Resonance. Visualize your goal as already accomplished. Put yourself into a state of actually being there. Make it real in your mind, and you’ll soon see it in your reality.
Glittering prizes. Give yourself frequent rewards for achievement. See a movie, book a professional massage, or spend a day at an amusement park.
Quad 2. Separate the truly important tasks from the merely urgent. Allocate blocks of time to work on the critical Quadrant 2 tasks, those which are important but rarely urgent, such as physical exercise, writing a book, and finding a relationship partner.
Continuum. At the end of your workday, identify the first task you’ll work on the next day, and set out the materials in advance. The next day begin working on that task immediately.
Slice and dice. Break complex projects into smaller, well-defined tasks. Focus on completing just one of those tasks.
Single-handling.

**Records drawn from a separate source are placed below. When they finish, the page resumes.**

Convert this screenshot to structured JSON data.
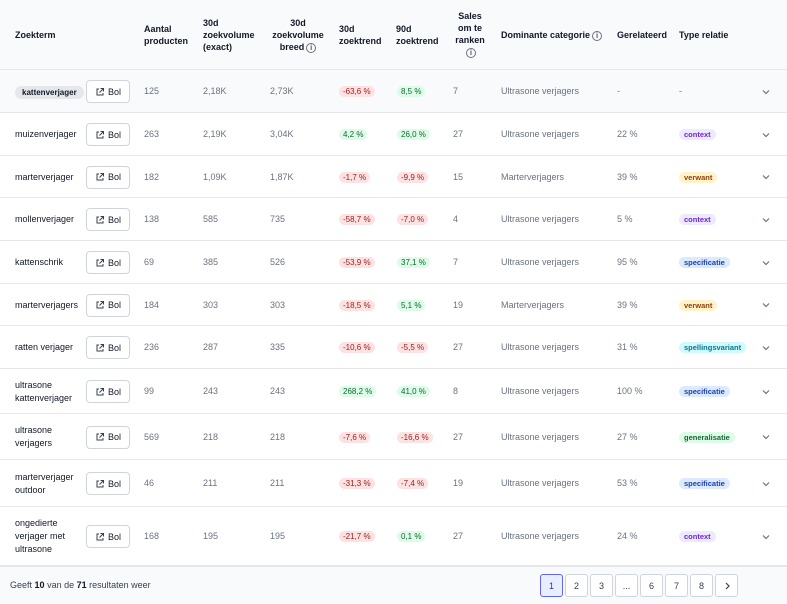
{
  "headers": {
    "zoekterm": "Zoekterm",
    "aantal": [
      "Aantal",
      "producten"
    ],
    "vol_exact": [
      "30d",
      "zoekvolume",
      "(exact)"
    ],
    "vol_breed": [
      "30d",
      "zoekvolume",
      "breed"
    ],
    "trend30": [
      "30d",
      "zoektrend"
    ],
    "trend90": [
      "90d",
      "zoektrend"
    ],
    "sales": [
      "Sales",
      "om te",
      "ranken"
    ],
    "categorie": "Dominante categorie",
    "gerelateerd": "Gerelateerd",
    "type": "Type relatie"
  },
  "button_label": "Bol",
  "rows": [
    {
      "term": [
        "kattenverjager"
      ],
      "chip": true,
      "aantal": "125",
      "exact": "2,18K",
      "breed": "2,73K",
      "t30": "-63,6 %",
      "t30_dir": "neg",
      "t90": "8,5 %",
      "t90_dir": "pos",
      "sales": "7",
      "cat": "Ultrasone verjagers",
      "gerel": "-",
      "type": "-",
      "type_kind": "none"
    },
    {
      "term": [
        "muizenverjager"
      ],
      "aantal": "263",
      "exact": "2,19K",
      "breed": "3,04K",
      "t30": "4,2 %",
      "t30_dir": "pos",
      "t90": "26,0 %",
      "t90_dir": "pos",
      "sales": "27",
      "cat": "Ultrasone verjagers",
      "gerel": "22 %",
      "type": "context",
      "type_kind": "context"
    },
    {
      "term": [
        "marterverjager"
      ],
      "aantal": "182",
      "exact": "1,09K",
      "breed": "1,87K",
      "t30": "-1,7 %",
      "t30_dir": "neg",
      "t90": "-9,9 %",
      "t90_dir": "neg",
      "sales": "15",
      "cat": "Marterverjagers",
      "gerel": "39 %",
      "type": "verwant",
      "type_kind": "verwant"
    },
    {
      "term": [
        "mollenverjager"
      ],
      "aantal": "138",
      "exact": "585",
      "breed": "735",
      "t30": "-58,7 %",
      "t30_dir": "neg",
      "t90": "-7,0 %",
      "t90_dir": "neg",
      "sales": "4",
      "cat": "Ultrasone verjagers",
      "gerel": "5 %",
      "type": "context",
      "type_kind": "context"
    },
    {
      "term": [
        "kattenschrik"
      ],
      "aantal": "69",
      "exact": "385",
      "breed": "526",
      "t30": "-53,9 %",
      "t30_dir": "neg",
      "t90": "37,1 %",
      "t90_dir": "pos",
      "sales": "7",
      "cat": "Ultrasone verjagers",
      "gerel": "95 %",
      "type": "specificatie",
      "type_kind": "specificatie"
    },
    {
      "term": [
        "marterverjagers"
      ],
      "aantal": "184",
      "exact": "303",
      "breed": "303",
      "t30": "-18,5 %",
      "t30_dir": "neg",
      "t90": "5,1 %",
      "t90_dir": "pos",
      "sales": "19",
      "cat": "Marterverjagers",
      "gerel": "39 %",
      "type": "verwant",
      "type_kind": "verwant"
    },
    {
      "term": [
        "ratten verjager"
      ],
      "aantal": "236",
      "exact": "287",
      "breed": "335",
      "t30": "-10,6 %",
      "t30_dir": "neg",
      "t90": "-5,5 %",
      "t90_dir": "neg",
      "sales": "27",
      "cat": "Ultrasone verjagers",
      "gerel": "31 %",
      "type": "spellingsvariant",
      "type_kind": "spellingsvariant"
    },
    {
      "term": [
        "ultrasone",
        "kattenverjager"
      ],
      "aantal": "99",
      "exact": "243",
      "breed": "243",
      "t30": "268,2 %",
      "t30_dir": "pos",
      "t90": "41,0 %",
      "t90_dir": "pos",
      "sales": "8",
      "cat": "Ultrasone verjagers",
      "gerel": "100 %",
      "type": "specificatie",
      "type_kind": "specificatie"
    },
    {
      "term": [
        "ultrasone",
        "verjagers"
      ],
      "aantal": "569",
      "exact": "218",
      "breed": "218",
      "t30": "-7,6 %",
      "t30_dir": "neg",
      "t90": "-16,6 %",
      "t90_dir": "neg",
      "sales": "27",
      "cat": "Ultrasone verjagers",
      "gerel": "27 %",
      "type": "generalisatie",
      "type_kind": "generalisatie"
    },
    {
      "term": [
        "marterverjager",
        "outdoor"
      ],
      "aantal": "46",
      "exact": "211",
      "breed": "211",
      "t30": "-31,3 %",
      "t30_dir": "neg",
      "t90": "-7,4 %",
      "t90_dir": "neg",
      "sales": "19",
      "cat": "Ultrasone verjagers",
      "gerel": "53 %",
      "type": "specificatie",
      "type_kind": "specificatie"
    },
    {
      "term": [
        "ongedierte",
        "verjager met",
        "ultrasone"
      ],
      "aantal": "168",
      "exact": "195",
      "breed": "195",
      "t30": "-21,7 %",
      "t30_dir": "neg",
      "t90": "0,1 %",
      "t90_dir": "pos",
      "sales": "27",
      "cat": "Ultrasone verjagers",
      "gerel": "24 %",
      "type": "context",
      "type_kind": "context"
    }
  ],
  "footer": {
    "prefix": "Geeft",
    "shown": "10",
    "mid": "van de",
    "total": "71",
    "suffix": "resultaten weer"
  },
  "pagination": [
    "1",
    "2",
    "3",
    "...",
    "6",
    "7",
    "8"
  ],
  "colors": {
    "context": [
      "#ede9fe",
      "#6d28d9"
    ],
    "verwant": [
      "#fef3c7",
      "#92400e"
    ],
    "specificatie": [
      "#dbeafe",
      "#1e40af"
    ],
    "spellingsvariant": [
      "#cffafe",
      "#0e7490"
    ],
    "generalisatie": [
      "#dcfce7",
      "#166534"
    ]
  }
}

Once you begin a task, stick with it until it’s 100% complete. Don’t switch tasks in the middle. When distractions come up, jot them down to be dealt with later.
Randomize. Pick a totally random piece of a larger project, and complete it. Pay one random bill. Make one phone call. Write page 42 of your book.
Insanely bad. Defeat perfectionism by completing your task in an intentionally terrible fashion, knowing you need never share the results with anyone. Write a blog post about the taste of salt, design a hideously dysfunctional web site, or create a business plan that guarantees a first-year bankruptcy. With a truly horrendous first draft, there’s nowhere to go but up.
30 days. Identify a new habit you’d like to form, and commit to sticking with it for just 30 days. A temporary commitment is much easier to keep than a permanent one.
Delegate. Convince someone else to do it for you.
Cross-pollination. Sign up for martial arts, start a blog, or join an improv group. You’ll often encounter ideas in one field that can boost your performance in another.
Intuition. Go with your gut instinct. It’s probably right.
Optimization. Identify the processes you use most often, and write them down step-by-step. Refactor them on paper for greater efficiency. Then implement and test your improved processes. Sometimes we just can’t see what’s right in front of us until we examine it under a microscope.